The Celtics face a quandry over whether to persevere with their ageing trio of stars or try and bring in fresh blood.
Boston Celtics have to consider a changing of the guard
A generation ago, the Boston Celtics had a great team built around three players: Larry Bird, Kevin McHale and Robert Parish. From 1980 to 1987, they won three championships and twice more reached the finals.
And then it came to crashing down. Their Big Three grew old together and the Celtics vanished from title contention for nearly a decade.
Danny Ainge was a shooting guard who played on those five finalist teams, and he knows what can happen to a franchise when it hangs on to star players too long.
Ainge now is the Celtics president of basketball operations, and he oversees a team with another ageing Big Three: Kevin Garnett, Ray Allen and Paul Pierce.
However, unlike Red Auerbach, the legendary executive who, nonetheless, rode those 1980s Celtics into irrelevance in the early 1990s, Ainge is prepared to trade one of his current stars. And soon.
He recently told the Boston Globe that he remembers Auerbach revealing to him, in the early 1990s, that other teams had offered the Celtics packages of young players in exchange for their older players. Ainge said he was flabbergasted when Auerbach conceded he passed up the offers and kept his past-their-primes heroes.
"If I were presented with those kinds of deals for our ageing veterans, it's a done deal to continue the success," Ainge said.
He said no moves are imminent, but his openness made it clear the Celtics could be reformed before the March 15 trade deadline.

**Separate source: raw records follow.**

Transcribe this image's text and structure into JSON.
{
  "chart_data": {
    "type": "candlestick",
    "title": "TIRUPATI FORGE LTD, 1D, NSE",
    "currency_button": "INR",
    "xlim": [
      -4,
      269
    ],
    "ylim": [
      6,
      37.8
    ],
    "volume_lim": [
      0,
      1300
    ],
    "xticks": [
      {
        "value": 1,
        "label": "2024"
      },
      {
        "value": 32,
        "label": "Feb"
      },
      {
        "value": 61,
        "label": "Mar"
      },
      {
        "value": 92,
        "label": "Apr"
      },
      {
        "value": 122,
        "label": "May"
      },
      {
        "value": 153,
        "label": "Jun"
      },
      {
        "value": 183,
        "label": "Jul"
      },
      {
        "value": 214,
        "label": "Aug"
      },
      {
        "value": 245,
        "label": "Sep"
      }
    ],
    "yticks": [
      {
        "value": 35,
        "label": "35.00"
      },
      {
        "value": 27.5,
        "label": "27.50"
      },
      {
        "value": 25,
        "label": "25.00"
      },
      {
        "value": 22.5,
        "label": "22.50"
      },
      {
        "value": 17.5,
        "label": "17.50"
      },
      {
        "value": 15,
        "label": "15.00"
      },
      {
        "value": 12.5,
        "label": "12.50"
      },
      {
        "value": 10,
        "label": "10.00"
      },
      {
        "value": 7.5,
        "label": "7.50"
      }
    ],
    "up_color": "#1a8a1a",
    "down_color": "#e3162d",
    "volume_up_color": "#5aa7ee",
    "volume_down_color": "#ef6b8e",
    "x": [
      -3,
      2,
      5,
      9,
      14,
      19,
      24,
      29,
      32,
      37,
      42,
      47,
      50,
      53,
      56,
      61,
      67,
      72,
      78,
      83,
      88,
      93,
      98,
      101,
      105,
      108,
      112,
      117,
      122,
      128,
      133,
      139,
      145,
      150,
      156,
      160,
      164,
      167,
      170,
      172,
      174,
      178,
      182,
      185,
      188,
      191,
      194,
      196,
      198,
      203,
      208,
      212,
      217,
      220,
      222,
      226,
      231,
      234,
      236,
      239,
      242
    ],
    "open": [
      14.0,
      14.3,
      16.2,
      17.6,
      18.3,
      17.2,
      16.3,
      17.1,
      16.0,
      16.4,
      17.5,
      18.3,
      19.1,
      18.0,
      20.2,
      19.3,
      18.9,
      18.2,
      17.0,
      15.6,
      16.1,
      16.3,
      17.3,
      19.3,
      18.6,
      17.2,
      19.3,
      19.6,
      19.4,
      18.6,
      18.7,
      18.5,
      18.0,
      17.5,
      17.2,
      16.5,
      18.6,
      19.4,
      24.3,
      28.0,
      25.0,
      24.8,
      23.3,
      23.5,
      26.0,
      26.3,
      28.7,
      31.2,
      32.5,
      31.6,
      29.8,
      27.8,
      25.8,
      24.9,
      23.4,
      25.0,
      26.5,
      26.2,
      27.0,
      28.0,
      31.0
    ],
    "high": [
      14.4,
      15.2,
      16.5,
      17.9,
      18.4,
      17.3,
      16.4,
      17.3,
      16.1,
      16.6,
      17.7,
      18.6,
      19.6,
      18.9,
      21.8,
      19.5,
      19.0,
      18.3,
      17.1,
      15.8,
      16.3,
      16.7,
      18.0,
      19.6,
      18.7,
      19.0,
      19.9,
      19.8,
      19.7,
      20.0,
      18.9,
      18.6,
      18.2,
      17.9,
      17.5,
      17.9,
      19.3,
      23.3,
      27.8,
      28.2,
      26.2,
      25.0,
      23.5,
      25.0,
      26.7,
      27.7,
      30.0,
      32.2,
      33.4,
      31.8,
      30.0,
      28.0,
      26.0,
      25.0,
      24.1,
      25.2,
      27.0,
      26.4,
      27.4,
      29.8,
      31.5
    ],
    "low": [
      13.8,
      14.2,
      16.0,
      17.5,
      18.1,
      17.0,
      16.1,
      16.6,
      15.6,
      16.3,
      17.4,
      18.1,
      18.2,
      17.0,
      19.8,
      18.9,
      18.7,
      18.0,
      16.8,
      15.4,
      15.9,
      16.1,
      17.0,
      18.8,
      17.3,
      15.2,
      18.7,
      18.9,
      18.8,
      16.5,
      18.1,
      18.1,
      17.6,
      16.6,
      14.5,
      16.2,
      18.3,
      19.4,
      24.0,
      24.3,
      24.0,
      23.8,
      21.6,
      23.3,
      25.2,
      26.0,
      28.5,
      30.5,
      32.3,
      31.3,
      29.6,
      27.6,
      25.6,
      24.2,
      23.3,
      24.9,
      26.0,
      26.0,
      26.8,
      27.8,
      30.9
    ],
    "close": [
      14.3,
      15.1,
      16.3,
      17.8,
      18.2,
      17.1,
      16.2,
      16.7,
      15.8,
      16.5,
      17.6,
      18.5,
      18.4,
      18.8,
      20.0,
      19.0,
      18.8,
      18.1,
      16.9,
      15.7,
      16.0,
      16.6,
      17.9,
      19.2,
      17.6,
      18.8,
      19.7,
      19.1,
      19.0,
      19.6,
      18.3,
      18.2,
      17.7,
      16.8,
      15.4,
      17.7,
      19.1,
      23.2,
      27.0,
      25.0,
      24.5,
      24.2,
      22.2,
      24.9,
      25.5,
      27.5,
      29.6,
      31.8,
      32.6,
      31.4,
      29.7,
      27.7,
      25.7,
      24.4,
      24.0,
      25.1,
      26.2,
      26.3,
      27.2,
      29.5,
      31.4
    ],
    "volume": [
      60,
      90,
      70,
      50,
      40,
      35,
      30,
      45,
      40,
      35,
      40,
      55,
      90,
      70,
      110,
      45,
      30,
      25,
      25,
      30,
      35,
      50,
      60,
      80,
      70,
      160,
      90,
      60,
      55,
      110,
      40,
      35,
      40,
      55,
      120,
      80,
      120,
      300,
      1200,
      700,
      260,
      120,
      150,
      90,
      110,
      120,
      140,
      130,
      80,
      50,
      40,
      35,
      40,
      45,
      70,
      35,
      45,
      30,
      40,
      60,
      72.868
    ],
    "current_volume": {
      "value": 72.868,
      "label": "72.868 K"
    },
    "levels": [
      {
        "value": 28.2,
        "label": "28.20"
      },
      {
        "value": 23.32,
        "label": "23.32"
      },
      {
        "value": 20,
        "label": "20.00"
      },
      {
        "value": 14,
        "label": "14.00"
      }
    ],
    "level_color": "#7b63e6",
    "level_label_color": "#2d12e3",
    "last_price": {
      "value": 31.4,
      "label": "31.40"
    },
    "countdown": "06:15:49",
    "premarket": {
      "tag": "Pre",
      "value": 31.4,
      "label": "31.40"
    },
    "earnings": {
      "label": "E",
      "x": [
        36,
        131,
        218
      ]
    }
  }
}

Their current core enjoyed a fine four-year run, but their record is 6-9 thus far and the team looks old and tired. The statistics of Allen, Garnett and Pierce - who are 36, 35 and 34, respectively - are eroding. Better to get something for them now than nothing later? A look back shows the dangers.
Bird retired in 1992, McHale a year later and Parish played one more year before leaving for free agency. The Celtics were left with a great history to reflect upon. "After those guys retired, the Celtics had a long drought," Ainge said.
However, it is not clear that in the modern, salary-capped NBA that other teams will be eager to trade for expensive once-great players.
Those types of deals "aren't presenting themselves", Ainge said, adding: "In today's day and age, with 30 teams in the NBA, 15 teams know they have no chance of winning a championship. They are building with young players."
If Ainge is unable to acquire a young starter for one of the trio, the Celtics could still undergo a transformation after the season. Both Garnett and Allen are in the last year of their contracts.